Note: This post was originally written in July of 2019.
I write this post at a very particular moment in time. The leaders in positions of power in my country are perpetuating hate in ways I could not have imagined three short years ago. It is a time of both reckoning and rumble, a time when we walk our talk or we hang our heads.
We can choose courage or we can choose comfort for, as Brene Brown so aptly says, we cannot choose both.
A young girl goes home to her mother to tell her a story. Her teacher, she says through tears, wears a shirt with the words “Teacher Tribe” on them. She chose courage and told her teacher that, as a young girl from an indigenous tribe, the fact that her teacher took on the tribe moniker and put it on a t-shirt hurt her feelings. It felt like it discounted just how sacred that word is, just how sacred that entity is.
Unlike the girl, her teacher chose comfort. “Don’t be so sensitive,” she replied.
The child went home that day and, through tears, chose courage again. She told her mother what happened at school. I do not know the exchange that occurred between daughter and mother but I do know it held enough pain that the mother could not stand by and say nothing. Like her daughter, she chose courage and called a meeting with the teacher where she shared her concern as well as reiterated the sadness of her daughter.
Again the teacher chose comfort, dismissing the concern with, “it’s just a shirt. She shouldn’t be so sensitive.”
As a child repeatedly told I was too sensitive, reading this felt a knife in my heart made doubly problematic because, in the last several years, I have built a community of over five hundred teachers called “The Teacher Tribe.” This is not the same community that this teacher belongs to, but we carry the same name and from that I can not hide.
I have built my career on the fact all children deserve to be seen and loved and valued for who they are and the gifts they bring to the world. All children. And I run a long-time community that co-opts the word tribe.
This, my friends, is a reckoning.
As a straight, white, able-bodied, English-speaking, Christian woman born in the United States, my cup of unearned privilege runneth over. I have always worked very hard, starting at age 13 and not stopping since. I am kind and generous. I love freely. When I get something I share it. All that said, I encountered no stumbling blocks on my life’s journey related to my race, my sexuality, my language, or my religion. I never once had part of my identity subject me to othering; I never once had part of my identity appropriated, maliciously or not, by others.
Here I am, in service to our children and the national treasures who are our teachers, doing just that. Not maliciously nor intentionally, of course, yet it’s been several months since I read the blog post that details the story of this little girl hurt by her teacher, and I have been “too busy” with work and family to make a change of my own.
What a luxury it is for me to be too busy to change something that causes pain to others.
At the current moment I am also enjoying another benefit of my privilege. I write this post from a coffee house in Hong Kong, where I have come to work with teachers on the name and dime of the prestigious university for which I work.

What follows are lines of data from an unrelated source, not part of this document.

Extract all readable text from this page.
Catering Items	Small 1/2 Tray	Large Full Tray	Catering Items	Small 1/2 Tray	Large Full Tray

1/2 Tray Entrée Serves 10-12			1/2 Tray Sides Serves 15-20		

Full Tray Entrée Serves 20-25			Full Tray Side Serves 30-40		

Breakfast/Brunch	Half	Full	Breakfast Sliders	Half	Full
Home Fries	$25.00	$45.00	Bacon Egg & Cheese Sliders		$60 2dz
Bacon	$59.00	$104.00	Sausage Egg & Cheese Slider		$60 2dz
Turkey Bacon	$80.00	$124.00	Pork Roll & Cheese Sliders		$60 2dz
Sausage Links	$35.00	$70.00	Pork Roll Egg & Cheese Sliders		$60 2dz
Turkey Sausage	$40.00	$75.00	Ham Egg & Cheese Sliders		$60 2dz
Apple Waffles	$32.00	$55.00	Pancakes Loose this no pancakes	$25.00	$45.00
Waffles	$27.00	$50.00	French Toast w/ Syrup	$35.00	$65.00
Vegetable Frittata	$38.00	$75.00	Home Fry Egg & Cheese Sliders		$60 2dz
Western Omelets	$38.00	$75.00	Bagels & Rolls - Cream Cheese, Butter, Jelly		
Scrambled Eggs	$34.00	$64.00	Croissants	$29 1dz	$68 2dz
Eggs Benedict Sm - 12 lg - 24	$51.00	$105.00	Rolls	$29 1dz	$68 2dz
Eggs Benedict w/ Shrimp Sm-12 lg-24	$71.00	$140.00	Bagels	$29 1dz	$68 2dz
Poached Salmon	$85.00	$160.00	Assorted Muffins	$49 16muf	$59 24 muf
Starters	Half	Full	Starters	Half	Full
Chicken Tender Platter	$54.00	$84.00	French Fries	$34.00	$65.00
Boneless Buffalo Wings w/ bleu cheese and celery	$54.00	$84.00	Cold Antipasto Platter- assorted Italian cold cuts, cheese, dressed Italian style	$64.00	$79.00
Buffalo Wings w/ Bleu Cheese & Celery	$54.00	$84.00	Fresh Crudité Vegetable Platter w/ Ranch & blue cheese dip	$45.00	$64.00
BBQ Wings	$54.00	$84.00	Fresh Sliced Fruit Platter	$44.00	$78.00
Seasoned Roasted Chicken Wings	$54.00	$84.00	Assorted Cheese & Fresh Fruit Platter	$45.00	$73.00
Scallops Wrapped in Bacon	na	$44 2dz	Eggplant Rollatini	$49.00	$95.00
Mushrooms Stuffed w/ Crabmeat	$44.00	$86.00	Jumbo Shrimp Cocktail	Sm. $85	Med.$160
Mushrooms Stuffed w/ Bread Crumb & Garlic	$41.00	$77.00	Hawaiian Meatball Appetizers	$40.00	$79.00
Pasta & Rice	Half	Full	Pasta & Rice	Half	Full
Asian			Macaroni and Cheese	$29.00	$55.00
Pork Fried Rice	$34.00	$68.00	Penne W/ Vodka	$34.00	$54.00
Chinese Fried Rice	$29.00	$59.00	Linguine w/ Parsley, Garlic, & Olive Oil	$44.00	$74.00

This week the Hong Kong government is poised to debate a bill that would allow the extradition of citizens to mainland China, something that has created visceral and palpable fear in my new friends and their country people. One million people, literally 1/7th of the population, have taken to the streets. The teachers in my care are bound by their schools and their commitment to children to remain with me during the day and so they take to the streets at night. They do so in courage, despite the cost to their comfort and safety. No fellow brother or sister will have their freedom taken on their watch. Not without a fight.
Courage or comfort, Hong Kong. Not both.
In the meantime, back in my country, refugees fleeing violence of the worst kind are carrying their babies as they walk for months to our border only to have their babies taken from them and put in literal cages. Cages where they are allowed to be sick and alone and, in the cases of eight children so far, die. Our country chooses comfort, despite the courage of the millions who came before us who stood in the shoes of refugees and then fought to the death for the ideals we purport to hold sacred.
Courage or comfort, United States. Not both.
And me, too busy. Telling my new friends from Hong Kong how imperative it is to allow our kids to see themselves in their curriculum and instruction. How it is our duty to work into that curriculum and instruction all the cultural and linguistic assets of all of our kids. How we must nurture each child’s particular genius in service to a greater classroom, a greater school, a greater country, a greater world.
Courage or comfort, Nicole. Not both.
On our last day together I asked each of the teachers to write a six word story, modeled after Earnest Hemingway’s original:
Baby shoes for sale. Never worn.
As each teacher read their six word stories I felt the invisible weight of the little girl and her mother whose pain was ignored by that teacher. I felt the weight of the children in the United States who learn how to duck and cover before they learn how to read. I felt the weight of the children from Latin American who cry for their parents and the weight of their parents who are carrying the absolutely unimaginable fear and pain of their children being taken from them and put into cages in the Land of the Free and the Home of the Brave.
I feel the weight. And so I write.
Tribe. Another thing taken. No more.